Так и во всём другом. Оно (государство) напоминает мне паутину и в центре её сидит орган управления, который все дела в этой паутине контролирует и, дёргая за ниточки, жизнью паутины управляет. И не важно, какой социально-политической организацией является конкретное государство: толи это абсолютная монархия, толи конституционная монархия, или это исламская республика, буржуазная демократия или социалистическая, в центре паутины всё равно сидит орган управления, который решает всё (или почти всё) в жизни страны. Поэтому наивно полагать, что при буржуазной демократии вам будет жить лучше, чем при исламской или социалистической демократии. Комфортность вашей жизни всегда будет зависеть от ваших же финансовых возможностей. Можно поменять религию, страну пребывания, можно быть добрым, а можно быть злым, но если у тебя нет денег и крыши над головой, то и во Франции ты будешь бомжом.

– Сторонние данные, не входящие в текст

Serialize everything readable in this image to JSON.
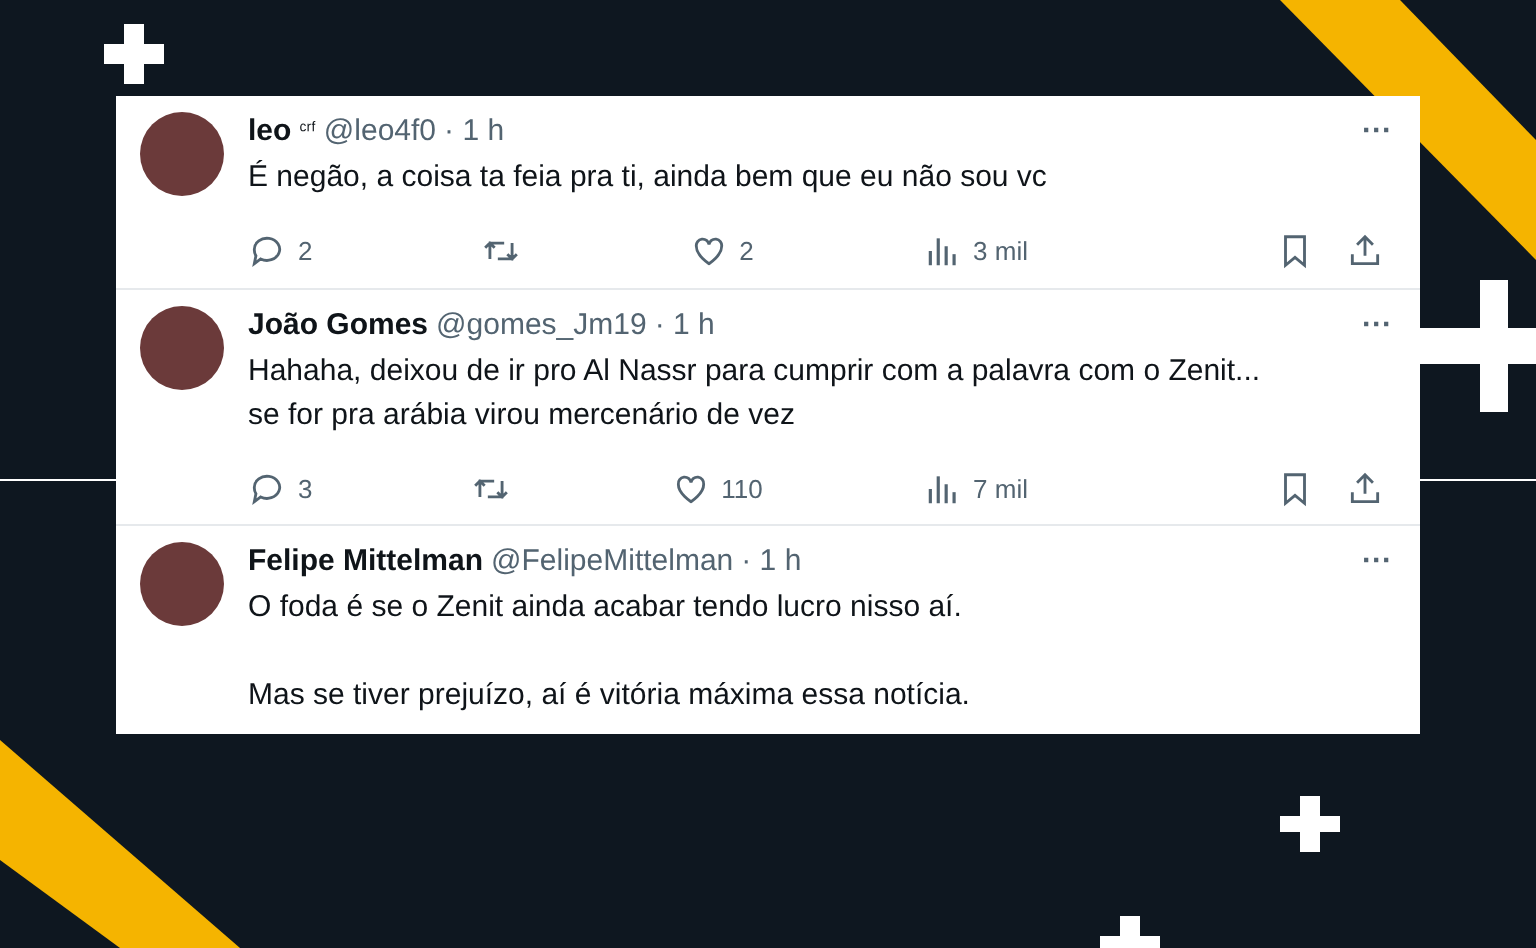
{
  "tweets": [
    {
      "name": "leo",
      "badge": "ᶜʳᶠ",
      "handle": "@leo4f0",
      "time": "· 1 h",
      "more": "···",
      "text": [
        "É negão, a coisa ta feia pra ti, ainda bem que eu não sou vc"
      ],
      "actions": {
        "replies": "2",
        "likes": "2",
        "views": "3 mil"
      }
    },
    {
      "name": "João Gomes",
      "handle": "@gomes_Jm19",
      "time": "· 1 h",
      "more": "···",
      "text": [
        "Hahaha, deixou de ir pro  Al Nassr para cumprir com a palavra com o Zenit... se for pra arábia virou mercenário de vez"
      ],
      "actions": {
        "replies": "3",
        "likes": "110",
        "views": "7 mil"
      }
    },
    {
      "name": "Felipe Mittelman",
      "handle": "@FelipeMittelman",
      "time": "· 1 h",
      "more": "···",
      "text": [
        "O foda é se o Zenit ainda acabar tendo lucro nisso aí.",
        "Mas se tiver prejuízo, aí é vitória máxima essa notícia."
      ]
    }
  ]
}
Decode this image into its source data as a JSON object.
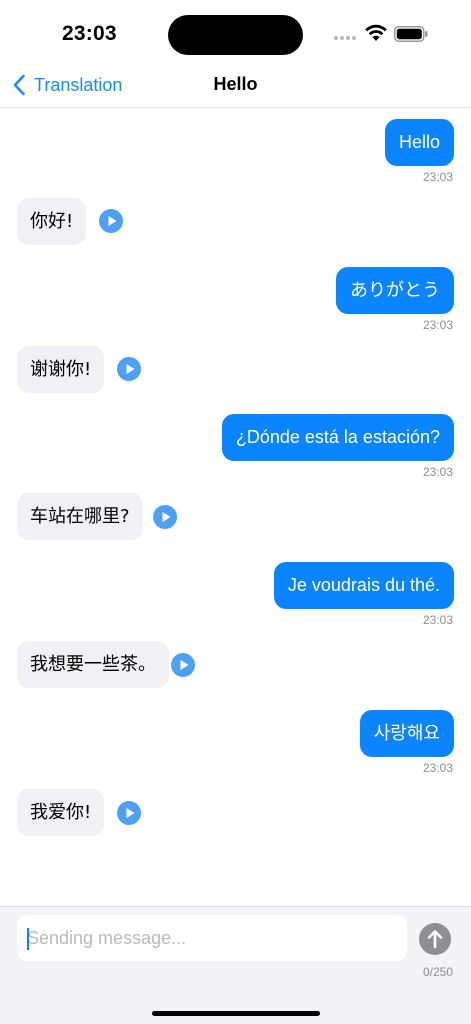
{
  "status_bar": {
    "time": "23:03",
    "icons": [
      "signal-dots-icon",
      "wifi-icon",
      "battery-icon"
    ]
  },
  "nav": {
    "back_label": "Translation",
    "title": "Hello",
    "back_icon": "chevron-left-icon"
  },
  "colors": {
    "accent": "#0a84ff",
    "incoming_bubble": "#f0f0f5",
    "play_button": "#4da1f5",
    "send_button": "#8e8e93"
  },
  "messages": [
    {
      "outgoing": "Hello",
      "time": "23:03",
      "translation": "你好!"
    },
    {
      "outgoing": "ありがとう",
      "time": "23:03",
      "translation": "谢谢你!"
    },
    {
      "outgoing": "¿Dónde está la estación?",
      "time": "23:03",
      "translation": "车站在哪里?"
    },
    {
      "outgoing": "Je voudrais du thé.",
      "time": "23:03",
      "translation": "我想要一些茶。"
    },
    {
      "outgoing": "사랑해요",
      "time": "23:03",
      "translation": "我爱你!"
    }
  ],
  "composer": {
    "placeholder": "Sending message...",
    "value": "",
    "char_count": "0/250",
    "send_icon": "arrow-up-icon"
  }
}
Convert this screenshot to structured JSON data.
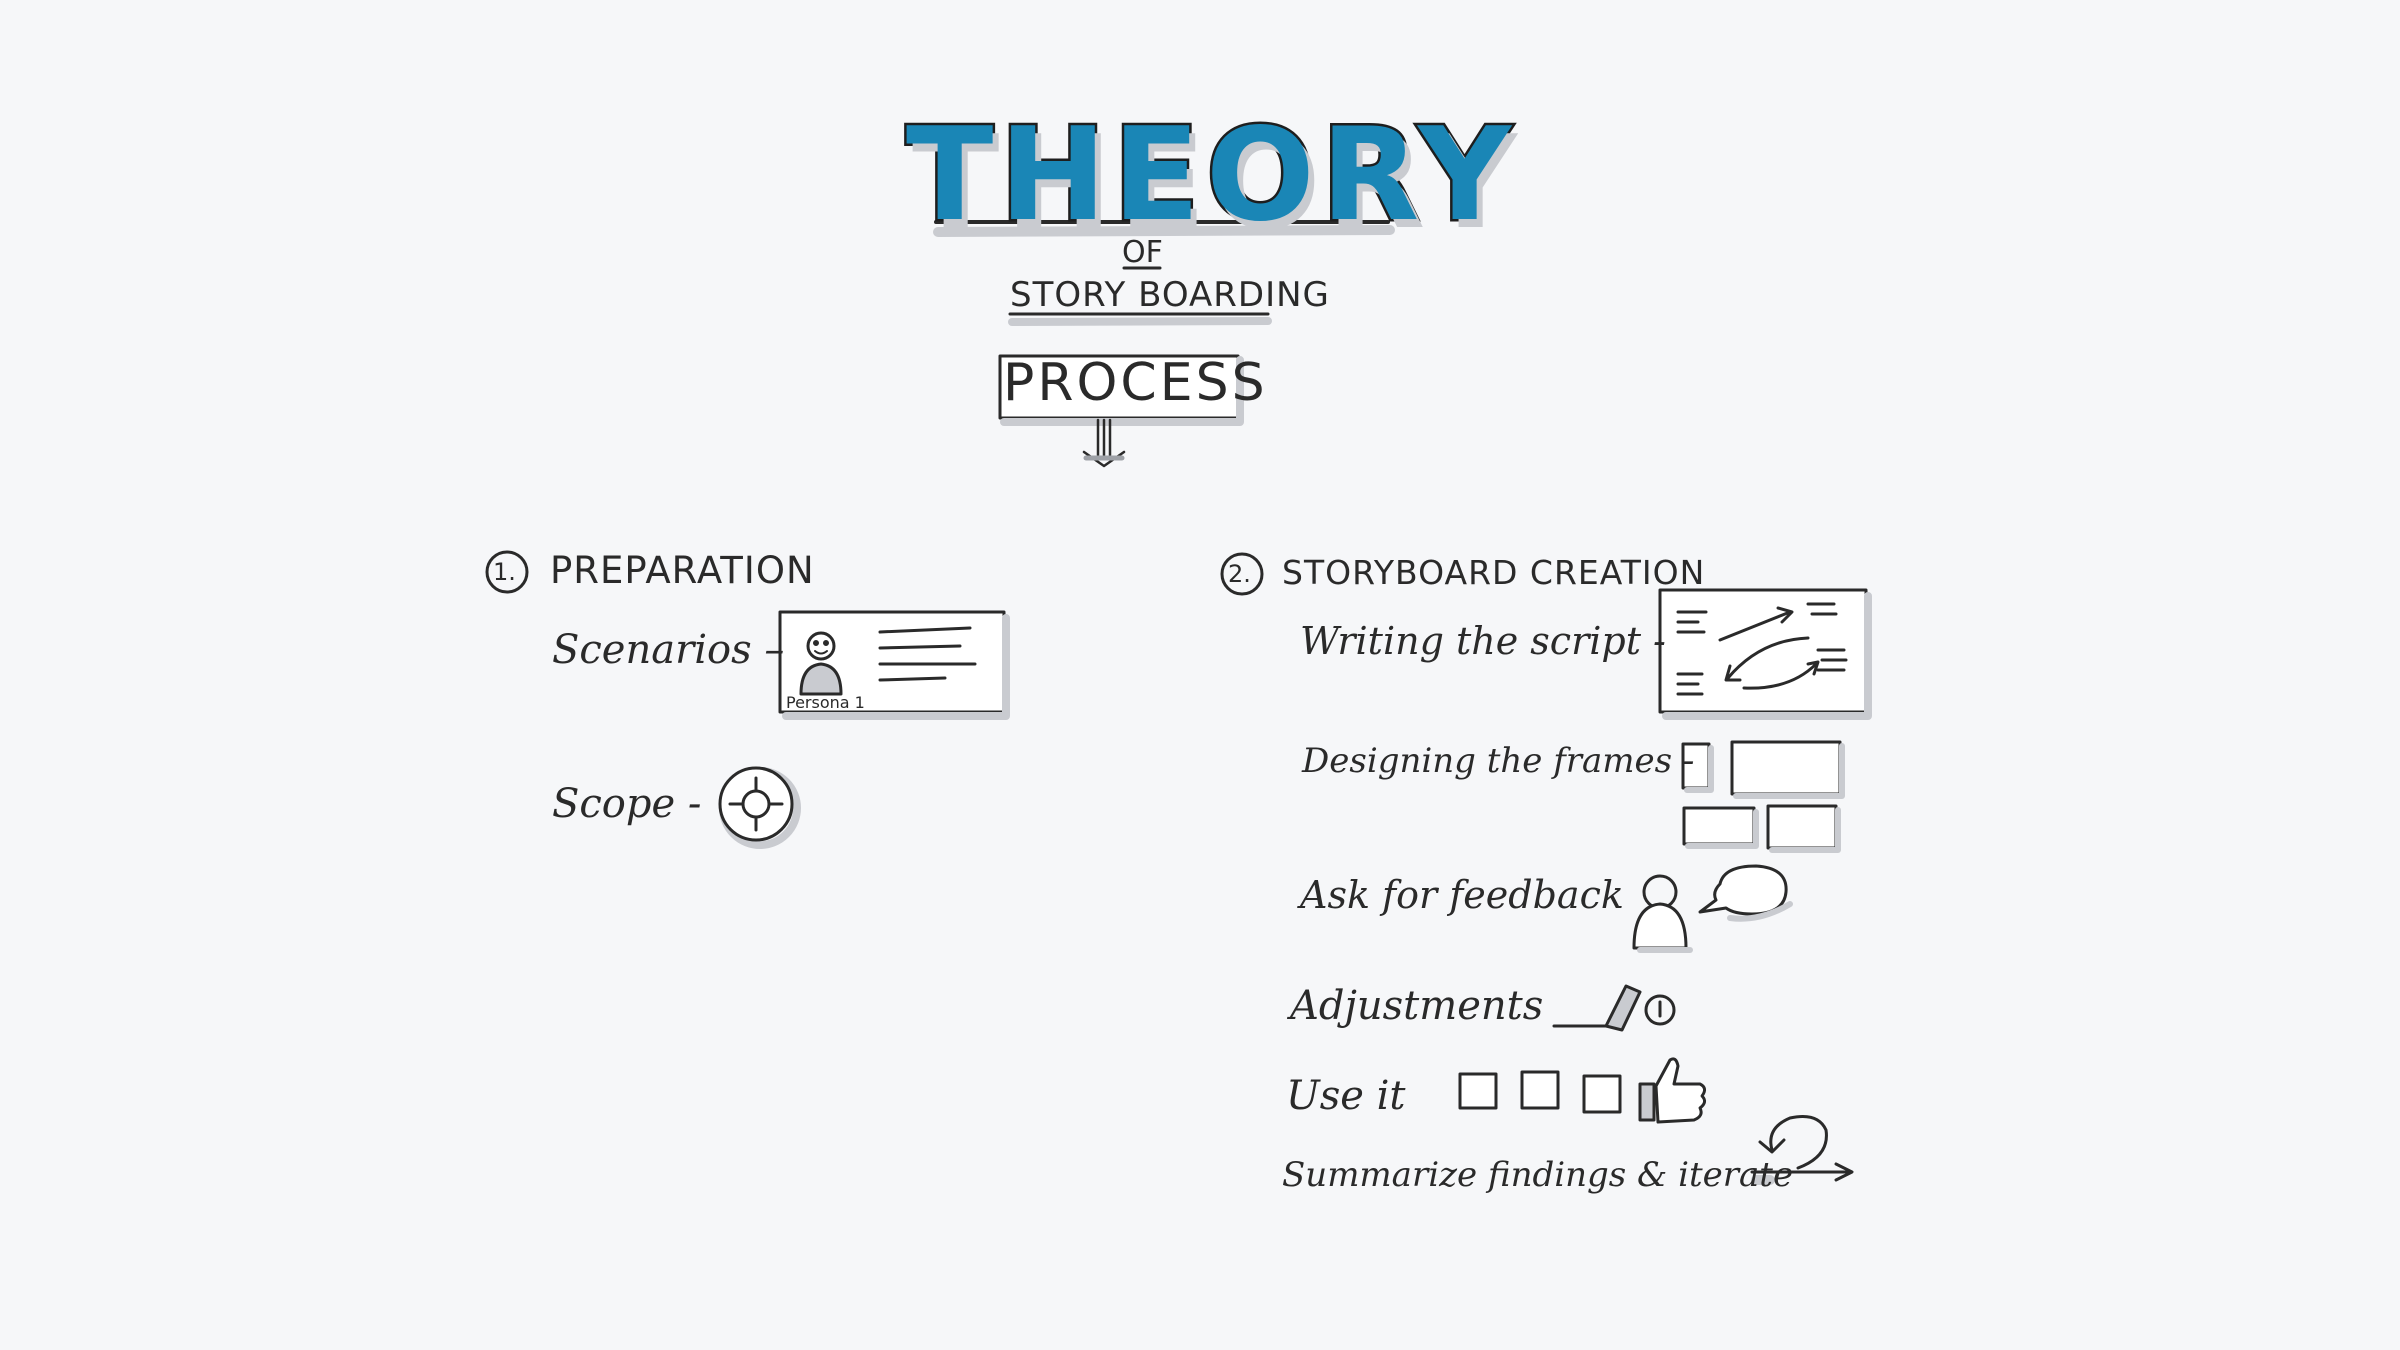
{
  "title": {
    "main": "THEORY",
    "of": "OF",
    "sub": "STORY BOARDING",
    "process": "PROCESS"
  },
  "sections": [
    {
      "number": "1.",
      "title": "PREPARATION",
      "items": [
        {
          "label": "Scenarios –",
          "icon": "scenario-card-icon",
          "sublabel": "Persona 1"
        },
        {
          "label": "Scope -",
          "icon": "target-icon"
        }
      ]
    },
    {
      "number": "2.",
      "title": "STORYBOARD CREATION",
      "items": [
        {
          "label": "Writing the script -",
          "icon": "script-board-icon"
        },
        {
          "label": "Designing the frames -",
          "icon": "frames-icon"
        },
        {
          "label": "Ask for feedback",
          "icon": "person-speech-icon"
        },
        {
          "label": "Adjustments",
          "icon": "pencil-icon"
        },
        {
          "label": "Use it",
          "icon": "thumbs-up-icon"
        },
        {
          "label": "Summarize findings & iterate",
          "icon": "loop-arrow-icon"
        }
      ]
    }
  ],
  "colors": {
    "accent": "#1a86b6",
    "ink": "#2a2a2a",
    "shadow": "#c9cbd0",
    "paper": "#f6f7f9"
  }
}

Государственная система – жёсткая система, но нельзя забывать о роли личности в истории, поскольку в центре управления системой всегда сидит конкретный человек. А человек этот — существо несовершенное и желая совершить благие дела, может натворить много глупостей, для выполнения которых понадобятся миллионы исполнителей. Миллионы безвинных жертв его государственных фантазий.

 Теперь закончив вводное слово, и в надежде, что вы меня поймёте, начинаю своё повествование. Но при этом должен сказать что советское государство по своей мобильности превосходило все государства мира: если надо было уничтожить врагов народа, то мы все, как один, их уничтожали; если надо было вспахать целину, то мы все её вспахивали; если… Впрочем, если я начну перечислять все наши великие дела, которые мы делали в едином порыве, то не доберусь до начала своего рассказа.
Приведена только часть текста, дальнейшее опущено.